La lectura de estas notas escritas en mi cuaderno me estimuló y decidió mi rumbo. Lo fijé hacia uno de los libreros de viejo más próximos, recalando allí sin más novedad. Ése, en concreto, hacía mucho tiempo que no lo visitaba. Saqué mi lista en la que anoto los libros antiguos y descatalogados que busco y pregunté por los diversos títulos a Salvador, el librero, pero sin fortuna. Así que me adentré en el establecimiento, recorriendo los pasillos con interés, entre altísimos estantes repletos de libros y caóticas montañas de volúmenes apilados por doquier, leyendo con atención los títulos impresos en los lomos y hojeando los que despertaban mi curiosidad. Mientras tanto Salvador buscaba por otros lugares libros que me pudieran interesar.

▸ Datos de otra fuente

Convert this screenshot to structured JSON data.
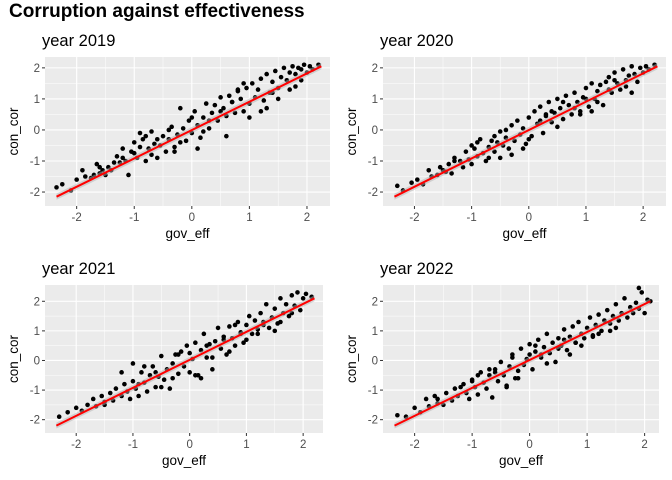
{
  "title": "Corruption against effectiveness",
  "colors": {
    "panel_bg": "#ebebeb",
    "grid": "#ffffff",
    "point": "#000000",
    "fit_line": "#ff0000",
    "ci_band": "#b3b3b3"
  },
  "chart_data": [
    {
      "type": "scatter",
      "subtitle": "year 2019",
      "xlabel": "gov_eff",
      "ylabel": "con_cor",
      "xlim": [
        -2.55,
        2.4
      ],
      "ylim": [
        -2.45,
        2.35
      ],
      "xticks": [
        -2,
        -1,
        0,
        1,
        2
      ],
      "yticks": [
        -2,
        -1,
        0,
        1,
        2
      ],
      "grid": true,
      "smooth": "lm",
      "fit": {
        "x": [
          -2.35,
          2.25
        ],
        "y": [
          -2.15,
          2.05
        ]
      },
      "points": {
        "x": [
          -2.35,
          -2.25,
          -2.1,
          -2.0,
          -1.9,
          -1.85,
          -1.75,
          -1.7,
          -1.65,
          -1.6,
          -1.55,
          -1.5,
          -1.45,
          -1.4,
          -1.35,
          -1.3,
          -1.25,
          -1.2,
          -1.15,
          -1.1,
          -1.05,
          -1.0,
          -0.95,
          -0.9,
          -0.85,
          -0.8,
          -0.75,
          -0.7,
          -0.65,
          -0.6,
          -0.55,
          -0.5,
          -0.45,
          -0.4,
          -0.35,
          -0.3,
          -0.25,
          -0.2,
          -0.15,
          -0.1,
          -0.05,
          0.0,
          0.05,
          0.1,
          0.15,
          0.2,
          0.25,
          0.3,
          0.35,
          0.4,
          0.45,
          0.5,
          0.55,
          0.6,
          0.65,
          0.7,
          0.75,
          0.8,
          0.85,
          0.9,
          0.95,
          1.0,
          1.05,
          1.1,
          1.15,
          1.2,
          1.25,
          1.3,
          1.35,
          1.4,
          1.45,
          1.5,
          1.55,
          1.6,
          1.65,
          1.7,
          1.75,
          1.8,
          1.85,
          1.9,
          1.95,
          2.0,
          2.05,
          2.1,
          2.2,
          -1.2,
          -0.9,
          -0.6,
          -0.3,
          0.0,
          0.3,
          0.6,
          0.9,
          1.2,
          1.5,
          1.8,
          -0.8,
          -0.4,
          0.2,
          0.8,
          1.4,
          -1.6,
          -1.0,
          -0.2,
          0.5,
          1.0,
          1.7,
          -0.7,
          0.1,
          0.7,
          1.3,
          1.9
        ],
        "y": [
          -1.85,
          -1.75,
          -1.95,
          -1.6,
          -1.3,
          -1.5,
          -1.55,
          -1.45,
          -1.1,
          -1.4,
          -1.3,
          -1.45,
          -1.2,
          -1.3,
          -1.05,
          -0.85,
          -1.05,
          -0.9,
          -1.0,
          -1.45,
          -0.7,
          -0.75,
          -0.9,
          -0.55,
          -0.3,
          -1.0,
          -0.6,
          -0.05,
          -0.45,
          -0.9,
          -0.5,
          -0.2,
          -0.7,
          -0.3,
          0.1,
          -0.55,
          -0.15,
          -0.4,
          0.05,
          -0.35,
          0.3,
          -0.1,
          0.6,
          0.15,
          -0.25,
          0.4,
          0.85,
          0.05,
          0.55,
          0.8,
          0.3,
          1.05,
          0.7,
          0.45,
          1.1,
          0.9,
          0.55,
          1.25,
          1.0,
          0.6,
          1.35,
          0.85,
          1.5,
          1.05,
          1.3,
          1.65,
          0.95,
          1.8,
          1.2,
          1.55,
          1.9,
          1.35,
          1.7,
          2.0,
          1.6,
          1.85,
          2.05,
          1.8,
          2.0,
          1.95,
          2.1,
          1.85,
          2.05,
          1.95,
          2.1,
          -0.6,
          -0.1,
          -0.3,
          -0.7,
          0.4,
          0.3,
          -0.2,
          1.5,
          0.6,
          1.0,
          1.4,
          -0.2,
          0.0,
          -0.05,
          1.3,
          1.2,
          -1.2,
          -0.4,
          0.7,
          0.6,
          0.4,
          1.3,
          -0.8,
          -0.6,
          0.9,
          0.7,
          1.6
        ]
      }
    },
    {
      "type": "scatter",
      "subtitle": "year 2020",
      "xlabel": "gov_eff",
      "ylabel": "con_cor",
      "xlim": [
        -2.55,
        2.4
      ],
      "ylim": [
        -2.45,
        2.35
      ],
      "xticks": [
        -2,
        -1,
        0,
        1,
        2
      ],
      "yticks": [
        -2,
        -1,
        0,
        1,
        2
      ],
      "grid": true,
      "smooth": "lm",
      "fit": {
        "x": [
          -2.35,
          2.25
        ],
        "y": [
          -2.15,
          2.05
        ]
      },
      "points": {
        "x": [
          -2.3,
          -2.2,
          -2.05,
          -1.95,
          -1.85,
          -1.75,
          -1.7,
          -1.6,
          -1.55,
          -1.45,
          -1.4,
          -1.35,
          -1.3,
          -1.2,
          -1.15,
          -1.1,
          -1.05,
          -1.0,
          -0.95,
          -0.9,
          -0.85,
          -0.8,
          -0.75,
          -0.7,
          -0.65,
          -0.6,
          -0.55,
          -0.5,
          -0.45,
          -0.4,
          -0.35,
          -0.3,
          -0.25,
          -0.2,
          -0.15,
          -0.1,
          -0.05,
          0.0,
          0.05,
          0.1,
          0.15,
          0.2,
          0.25,
          0.3,
          0.35,
          0.4,
          0.45,
          0.5,
          0.55,
          0.6,
          0.65,
          0.7,
          0.75,
          0.8,
          0.85,
          0.9,
          0.95,
          1.0,
          1.05,
          1.1,
          1.15,
          1.2,
          1.25,
          1.3,
          1.35,
          1.4,
          1.45,
          1.5,
          1.55,
          1.6,
          1.65,
          1.7,
          1.75,
          1.8,
          1.85,
          1.9,
          1.95,
          2.0,
          2.05,
          2.1,
          2.2,
          -1.0,
          -0.7,
          -0.4,
          -0.1,
          0.2,
          0.5,
          0.8,
          1.1,
          1.4,
          1.7,
          -1.3,
          -0.6,
          0.0,
          0.6,
          1.2,
          1.8,
          -0.9,
          -0.3,
          0.4,
          1.0,
          1.5,
          -1.5,
          -0.5,
          0.3,
          0.9
        ],
        "y": [
          -1.8,
          -1.95,
          -1.7,
          -1.6,
          -1.75,
          -1.3,
          -1.5,
          -1.45,
          -1.2,
          -1.35,
          -1.1,
          -1.4,
          -0.9,
          -1.0,
          -1.2,
          -0.7,
          -0.95,
          -1.1,
          -0.6,
          -0.85,
          -0.3,
          -0.75,
          -1.0,
          -0.55,
          -0.35,
          -0.7,
          -0.4,
          -0.05,
          -0.5,
          -0.25,
          -0.6,
          0.15,
          -0.35,
          0.3,
          -0.15,
          0.05,
          -0.45,
          0.4,
          -0.2,
          0.6,
          0.2,
          0.75,
          -0.1,
          0.45,
          0.9,
          0.25,
          0.55,
          1.0,
          0.7,
          0.35,
          1.1,
          0.8,
          0.5,
          1.2,
          0.9,
          0.6,
          1.05,
          1.35,
          0.75,
          1.5,
          1.0,
          1.25,
          1.45,
          0.8,
          1.55,
          1.7,
          1.2,
          1.85,
          1.5,
          1.3,
          1.95,
          1.6,
          1.75,
          2.05,
          1.8,
          1.55,
          2.0,
          1.85,
          2.05,
          1.95,
          2.1,
          -0.5,
          -0.9,
          0.0,
          -0.6,
          0.3,
          0.1,
          0.7,
          0.6,
          1.3,
          1.4,
          -1.0,
          -0.2,
          -0.3,
          0.9,
          0.9,
          1.2,
          -0.4,
          -0.8,
          0.6,
          1.0,
          1.6,
          -1.3,
          -0.9,
          0.5,
          0.5
        ]
      }
    },
    {
      "type": "scatter",
      "subtitle": "year 2021",
      "xlabel": "gov_eff",
      "ylabel": "con_cor",
      "xlim": [
        -2.55,
        2.35
      ],
      "ylim": [
        -2.45,
        2.55
      ],
      "xticks": [
        -2,
        -1,
        0,
        1,
        2
      ],
      "yticks": [
        -2,
        -1,
        0,
        1,
        2
      ],
      "grid": true,
      "smooth": "lm",
      "fit": {
        "x": [
          -2.35,
          2.2
        ],
        "y": [
          -2.2,
          2.1
        ]
      },
      "points": {
        "x": [
          -2.3,
          -2.15,
          -2.0,
          -1.9,
          -1.8,
          -1.7,
          -1.65,
          -1.55,
          -1.5,
          -1.4,
          -1.35,
          -1.3,
          -1.2,
          -1.15,
          -1.1,
          -1.05,
          -1.0,
          -0.95,
          -0.9,
          -0.85,
          -0.8,
          -0.75,
          -0.7,
          -0.65,
          -0.6,
          -0.55,
          -0.5,
          -0.45,
          -0.4,
          -0.35,
          -0.3,
          -0.25,
          -0.2,
          -0.15,
          -0.1,
          -0.05,
          0.0,
          0.05,
          0.1,
          0.15,
          0.2,
          0.25,
          0.3,
          0.35,
          0.4,
          0.45,
          0.5,
          0.55,
          0.6,
          0.65,
          0.7,
          0.75,
          0.8,
          0.85,
          0.9,
          0.95,
          1.0,
          1.05,
          1.1,
          1.15,
          1.2,
          1.25,
          1.3,
          1.35,
          1.4,
          1.45,
          1.5,
          1.55,
          1.6,
          1.65,
          1.7,
          1.75,
          1.8,
          1.85,
          1.9,
          1.95,
          2.0,
          2.05,
          2.15,
          -1.2,
          -0.8,
          -0.5,
          -0.2,
          0.1,
          0.4,
          0.7,
          1.0,
          1.3,
          1.6,
          -1.0,
          -0.3,
          0.3,
          0.9,
          1.5,
          -0.6,
          0.0,
          0.6,
          1.2,
          1.8,
          -1.5,
          -0.9,
          0.2,
          0.8
        ],
        "y": [
          -1.9,
          -1.75,
          -1.6,
          -1.7,
          -1.5,
          -1.3,
          -1.55,
          -1.2,
          -1.4,
          -1.1,
          -1.35,
          -0.95,
          -1.2,
          -0.8,
          -1.05,
          -1.3,
          -0.7,
          -0.95,
          -1.2,
          -0.4,
          -0.75,
          -1.05,
          -0.5,
          -0.2,
          -0.9,
          -0.55,
          0.15,
          -0.65,
          -0.3,
          -0.95,
          -0.1,
          0.2,
          -0.45,
          0.3,
          -0.2,
          0.5,
          -0.4,
          0.05,
          0.6,
          -0.5,
          0.35,
          0.9,
          0.1,
          0.55,
          -0.3,
          0.65,
          1.1,
          0.4,
          0.8,
          0.2,
          1.15,
          0.75,
          0.5,
          1.3,
          0.95,
          0.6,
          1.2,
          1.5,
          0.9,
          1.35,
          1.05,
          1.6,
          1.3,
          1.9,
          1.1,
          1.45,
          1.75,
          1.25,
          2.1,
          1.6,
          1.9,
          1.5,
          2.2,
          1.85,
          2.3,
          1.7,
          2.1,
          2.25,
          2.15,
          -0.4,
          -0.2,
          -0.9,
          0.2,
          -0.5,
          0.1,
          0.3,
          0.7,
          1.2,
          1.3,
          -0.1,
          -0.6,
          0.5,
          0.9,
          1.0,
          -0.4,
          0.25,
          0.7,
          0.9,
          1.6,
          -1.5,
          -0.8,
          -0.6,
          1.2
        ]
      }
    },
    {
      "type": "scatter",
      "subtitle": "year 2022",
      "xlabel": "gov_eff",
      "ylabel": "con_cor",
      "xlim": [
        -2.55,
        2.25
      ],
      "ylim": [
        -2.45,
        2.55
      ],
      "xticks": [
        -2,
        -1,
        0,
        1,
        2
      ],
      "yticks": [
        -2,
        -1,
        0,
        1,
        2
      ],
      "grid": true,
      "smooth": "lm",
      "fit": {
        "x": [
          -2.35,
          2.1
        ],
        "y": [
          -2.2,
          2.0
        ]
      },
      "points": {
        "x": [
          -2.3,
          -2.15,
          -2.0,
          -1.9,
          -1.8,
          -1.75,
          -1.65,
          -1.6,
          -1.5,
          -1.45,
          -1.35,
          -1.3,
          -1.25,
          -1.15,
          -1.1,
          -1.05,
          -1.0,
          -0.95,
          -0.9,
          -0.85,
          -0.8,
          -0.75,
          -0.7,
          -0.65,
          -0.6,
          -0.55,
          -0.5,
          -0.45,
          -0.4,
          -0.35,
          -0.3,
          -0.25,
          -0.2,
          -0.15,
          -0.1,
          -0.05,
          0.0,
          0.05,
          0.1,
          0.15,
          0.2,
          0.25,
          0.3,
          0.35,
          0.4,
          0.45,
          0.5,
          0.55,
          0.6,
          0.65,
          0.7,
          0.75,
          0.8,
          0.85,
          0.9,
          0.95,
          1.0,
          1.05,
          1.1,
          1.15,
          1.2,
          1.25,
          1.3,
          1.35,
          1.4,
          1.45,
          1.5,
          1.55,
          1.6,
          1.65,
          1.7,
          1.75,
          1.8,
          1.85,
          1.9,
          1.95,
          2.0,
          2.05,
          2.1,
          -1.2,
          -0.9,
          -0.6,
          -0.3,
          0.0,
          0.3,
          0.6,
          0.9,
          1.2,
          1.5,
          -1.0,
          -0.4,
          0.2,
          0.8,
          1.4,
          1.9,
          -0.7,
          0.1,
          0.5,
          1.1,
          -1.6,
          -0.2,
          0.7
        ],
        "y": [
          -1.85,
          -1.9,
          -1.6,
          -1.75,
          -1.3,
          -1.55,
          -1.2,
          -1.45,
          -1.5,
          -1.1,
          -1.35,
          -0.95,
          -1.2,
          -0.8,
          -1.1,
          -1.3,
          -0.65,
          -0.9,
          -1.15,
          -0.4,
          -0.75,
          -0.95,
          -0.5,
          -1.25,
          -0.3,
          -0.7,
          -0.05,
          -0.5,
          -0.85,
          -0.2,
          0.2,
          -0.6,
          -0.35,
          0.4,
          -0.15,
          0.05,
          0.55,
          -0.3,
          0.3,
          0.7,
          0.1,
          0.45,
          0.9,
          0.25,
          0.6,
          -0.05,
          0.75,
          0.5,
          1.05,
          0.35,
          0.8,
          1.15,
          0.6,
          1.3,
          0.9,
          0.75,
          1.1,
          1.45,
          0.85,
          1.2,
          1.55,
          1.0,
          1.35,
          1.7,
          1.25,
          1.5,
          1.9,
          1.35,
          1.6,
          2.1,
          1.45,
          1.8,
          1.6,
          1.95,
          1.75,
          2.3,
          1.6,
          2.05,
          2.0,
          -0.9,
          -0.5,
          -0.4,
          0.1,
          0.2,
          -0.1,
          0.7,
          0.5,
          0.9,
          1.1,
          -0.7,
          -0.9,
          0.2,
          0.6,
          1.0,
          2.45,
          -0.3,
          0.5,
          0.4,
          0.8,
          -1.3,
          -0.6,
          0.2
        ]
      }
    }
  ]
}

Fui a topar también con dos pequeñas obras antiguas dedicadas a dos de nuestros insignes marinos: Churruca. Un almirante de España (uno de mis favoritos) y Elogio histórico de D. Antonio de Escaño, otro cortado por el mismo patrón.

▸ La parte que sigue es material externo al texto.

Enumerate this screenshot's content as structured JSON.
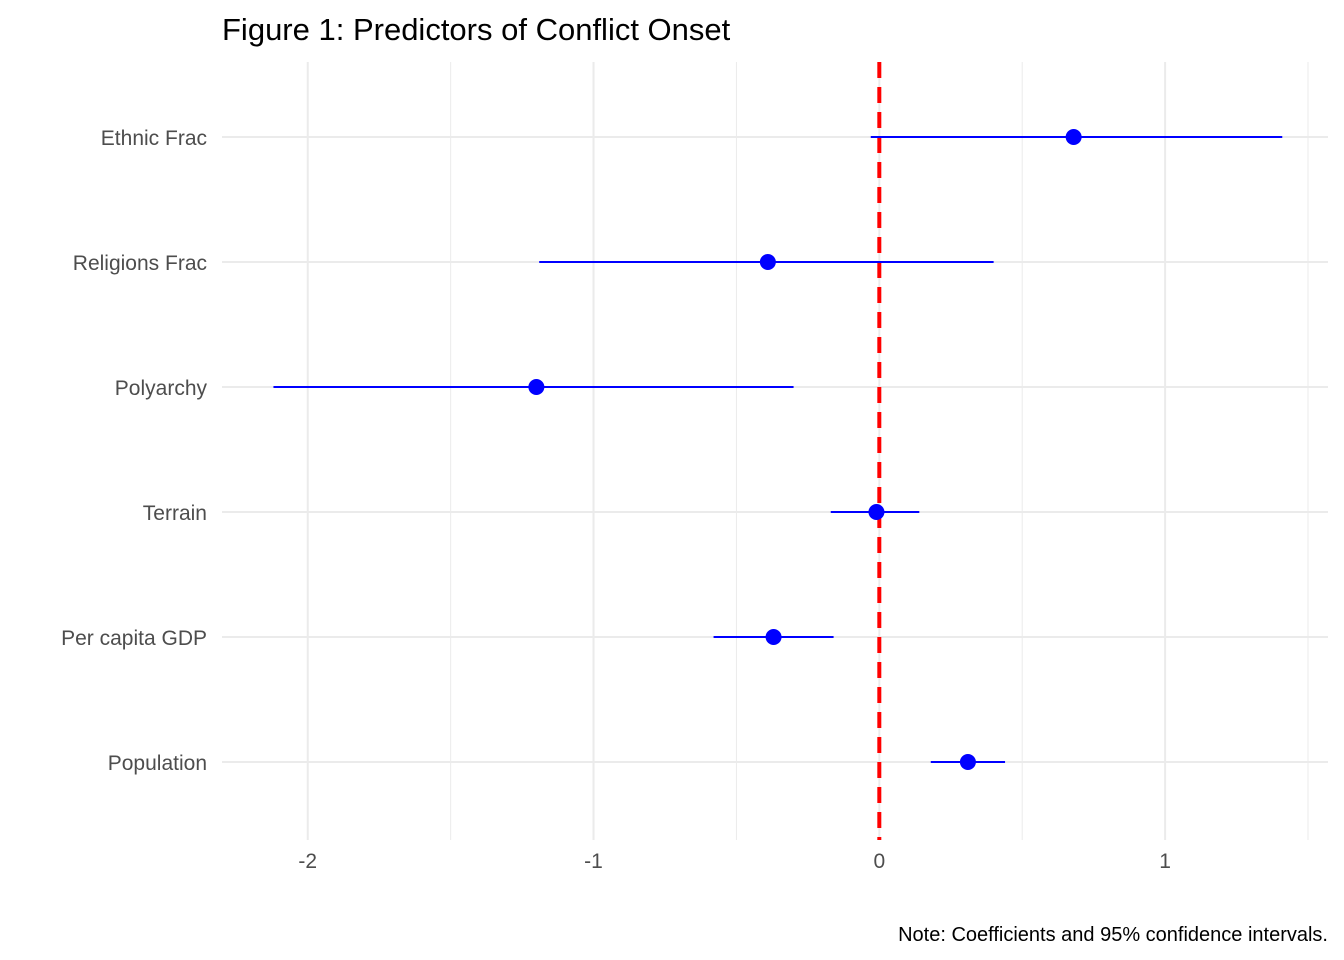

En éstas estaba cuando apareció Salvador con un volumen que me cautivó: Los piratas del Defensor de Pedro, un grueso —más de 500 páginas— compendio publicado hace casi dos siglos que contiene el extracto de las causas y procesos formados contra los piratas del bergantín Defensor de Pedro, capitaneados por uno de los últimos piratas españoles —pontevedrés, para más señas—, Benito Soto. Es una historia que yo ya conocía someramente, pero este volumen me permitirá conocerla a fondo, con todos sus detalles. Está precedido por una narración que relata la historia del bergantín, negrero en un principio, desde que dio la vela el 22 de noviembre de 1827 del puerto de Río de Janeiro rumbo a las costas africanas, poco antes de la sedición liderada por el segundo contramaestre Benito Soto, hasta el infausto final de los facinerosos, colgados en Cádiz en enero del 1830. El cuerpo central del volumen comprende el extracto de las causas y el proceso, y la parte final es un compendio de la causa y juicio, con un montón de documentos. El volumen, publicado hace casi dos siglos, tenía un precio excesivo para mis maltrechas finanzas, pero no pude resistirme a un tesoro —para mí lo es— así, y me hice con ese pedazo de la historia de Benito Soto, de la Mar y del país.
Son historias como ésta las que, a fin de cuentas, convirtieron a España, a la Mar y al mundo en lo que hoy son. Son nuestro pasado, nuestra memoria y, en ocasiones, nuestro reflejo.